Heureusement, Bridges To Babylon vole au secours des Stones. Quel album ! Démarrage en trombe avec «Flip & Switch», fracassé par Charlie le punk. Wow, on peut dire que Charlie bat ça wild. Alors Jag peut ramener sa fraise mordorée. On entend rarement des beats aussi ramassés. Tous ceux qui s’imaginent que Charlie sucre les fraises se mettent le doigt dans l’œil. Il n’a jamais aussi bien battu. C’est un batteur infernal. Il bat à la folie Méricourt. Il bat dans l’aura du no way out. Keef est juste derrière. Avec «Low Down», on sent que les Stones font l’impossible pour rester les Stones. Ils ressortent toutes leurs vieilles ficelles de caleçon, mais ça ne marche pas. «Gunface» non plus. Keef sauve les meubles avec «You Don’t Have To Hear It», un reggae de pirate, whisper in my ear, Keef nous emmène dans la cabane, il sait le faire, avec les chœurs et les cuivres. Admirable. Retour en force des Stones avec «Out Of Control» et son refrain explosif, comme à la grande époque. C’est le genre de cut qui ne prévient pas, comme un coup de boule. Retour aussi du power dans «Saint Of Me» - You’ll never make a saint of me - ce démon de Charlie bat ça wild encore une fois et Jag tire bien son épingle du jeu. Charlie bat «Might As Well Get Juiced» au hip-hop beat et on entend une belle mélasse de guitares dans le fond du beat et une fois encore, Jag se prend pour le diable. Belle démonstration de heavyness. Encore un cut de batteur avec «Too Tight», violente décharge de Stonesy, Charlie tend le beat. Puis Keef se tape la part du lion avec «Thief In The Night» et «How Can I Stop». Magie pure, on est bien obligé de l’avouer.

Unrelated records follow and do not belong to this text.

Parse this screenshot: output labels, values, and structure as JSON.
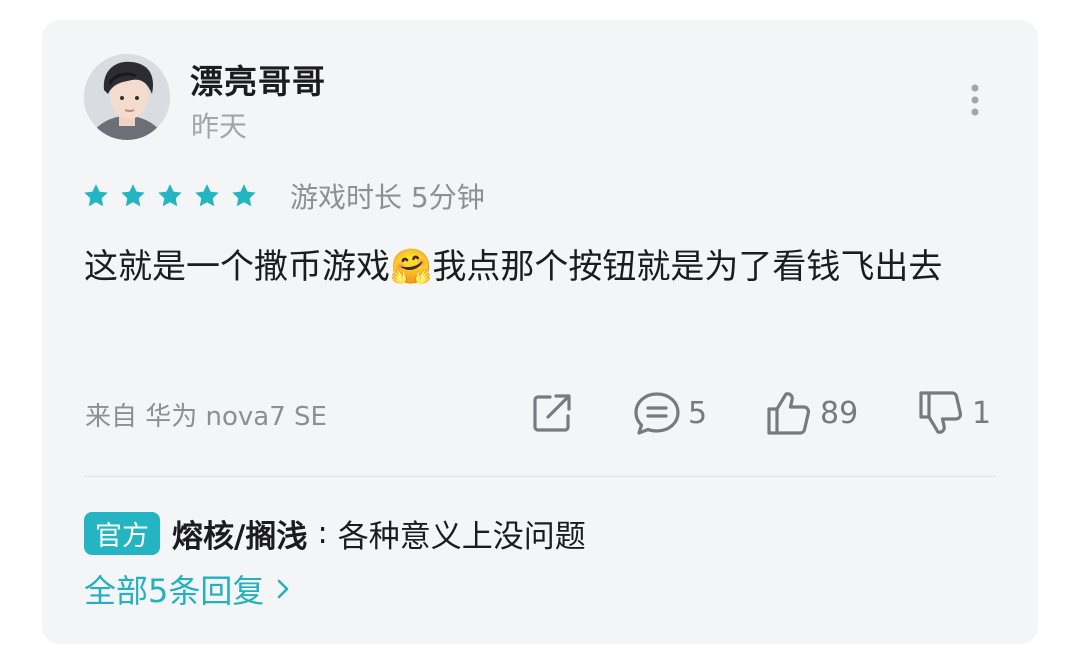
{
  "review": {
    "username": "漂亮哥哥",
    "timestamp": "昨天",
    "rating": 5,
    "playtime": "游戏时长 5分钟",
    "content": "这就是一个撒币游戏🤗我点那个按钮就是为了看钱飞出去",
    "source": "来自 华为 nova7 SE"
  },
  "actions": {
    "comments": "5",
    "likes": "89",
    "dislikes": "1"
  },
  "reply": {
    "badge": "官方",
    "author": "熔核/搁浅",
    "separator": ":",
    "text": "各种意义上没问题",
    "all_replies": "全部5条回复"
  },
  "colors": {
    "accent": "#25b5c2",
    "card_bg": "#f4f5f7",
    "muted": "#8c9096"
  },
  "icons": [
    "avatar",
    "more-icon",
    "star-icon",
    "share-icon",
    "comment-icon",
    "thumb-up-icon",
    "thumb-down-icon",
    "chevron-right-icon"
  ]
}
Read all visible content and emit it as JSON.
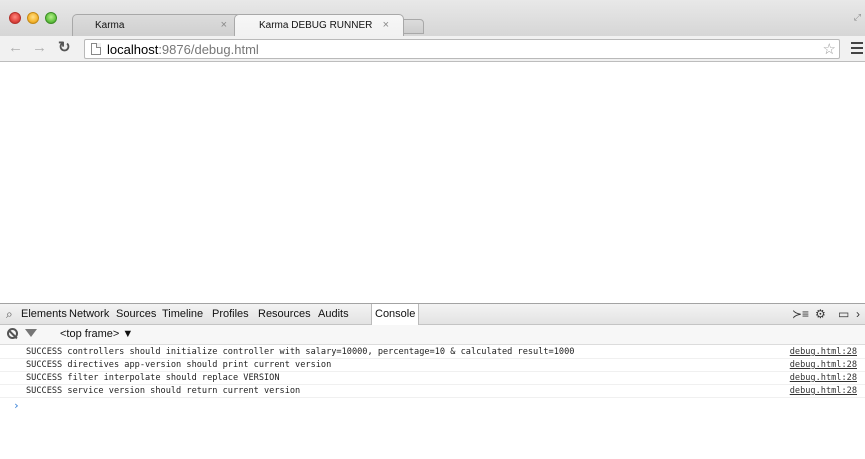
{
  "browser": {
    "tabs": [
      {
        "label": "Karma",
        "close": "×"
      },
      {
        "label": "Karma DEBUG RUNNER",
        "close": "×"
      }
    ],
    "url_host": "localhost",
    "url_port": ":9876",
    "url_path": "/debug.html"
  },
  "devtools": {
    "tabs": [
      "Elements",
      "Network",
      "Sources",
      "Timeline",
      "Profiles",
      "Resources",
      "Audits",
      "Console"
    ],
    "active_tab": "Console",
    "frame_selector": "<top frame> ▼",
    "console_rows": [
      {
        "message": "SUCCESS controllers should initialize controller with salary=10000, percentage=10 & calculated result=1000",
        "source": "debug.html:28"
      },
      {
        "message": "SUCCESS directives app-version should print current version",
        "source": "debug.html:28"
      },
      {
        "message": "SUCCESS filter interpolate should replace VERSION",
        "source": "debug.html:28"
      },
      {
        "message": "SUCCESS service version should return current version",
        "source": "debug.html:28"
      }
    ],
    "prompt": "›"
  }
}
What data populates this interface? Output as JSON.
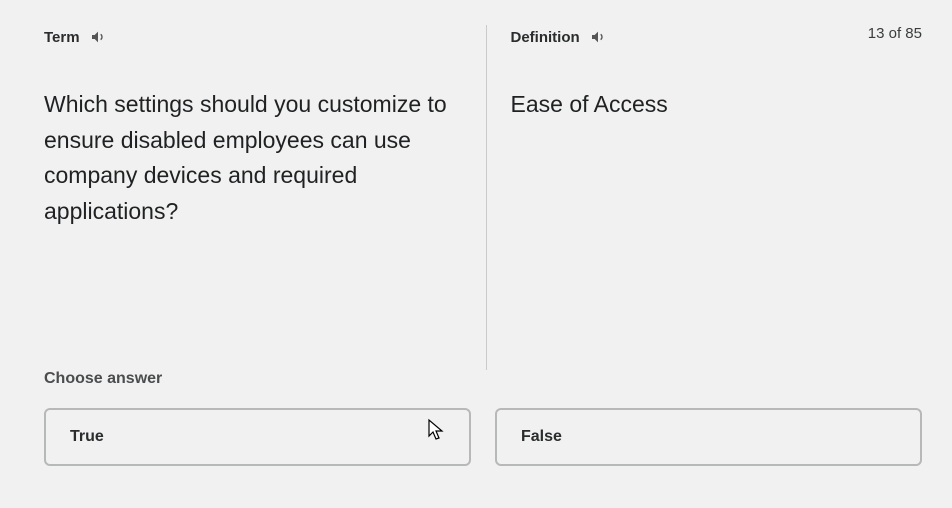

Faut-il écouter A Bigger Bang ? Oui, mille fois oui, ne serait-ce que pour «This Place Is Empty», cut de Keef, c’mon baby. Il est effarant de classe. Il chante sa vieille rengaine aux dents branlantes de junkie dude. Du coup, les Stones reprennent du sens, loin des putasseries de Jag. Keef et Charlie veillent au grain. Et puis on voit aussi les Stones devenir fous avec «Rough Justice». Surtout Keef et Charlie. C’est une horreur, une cavalcade infernale, une Stonesy punkoïde qui t’embarque pour Cythère, un ouragan raseur de mottes, ça déloge les bunkers, ça siphonne Tournesol, Charlie frappe comme un frappadingue. Précision capitale : Don Was produit l’album, d’où le son. «It Won’t Take Long» n’est pas de la Stonesy, mais du big heavy sound. Ça reste une aventure de rock électrique intéressante. Il faut dire aussi qu’on croise pas mal de cuts qui ne servent à rien. Il faut attendre «Oh No Not You Again» pour retrouver la terre ferme et la grosse riffalama. C’est assez violent, on assiste à un beau développé de Stonesy et c’est à Charlie que revient l’honneur de finir en beauté avec «Look What The Cat Dragged On». Charlie power ! Imbattable.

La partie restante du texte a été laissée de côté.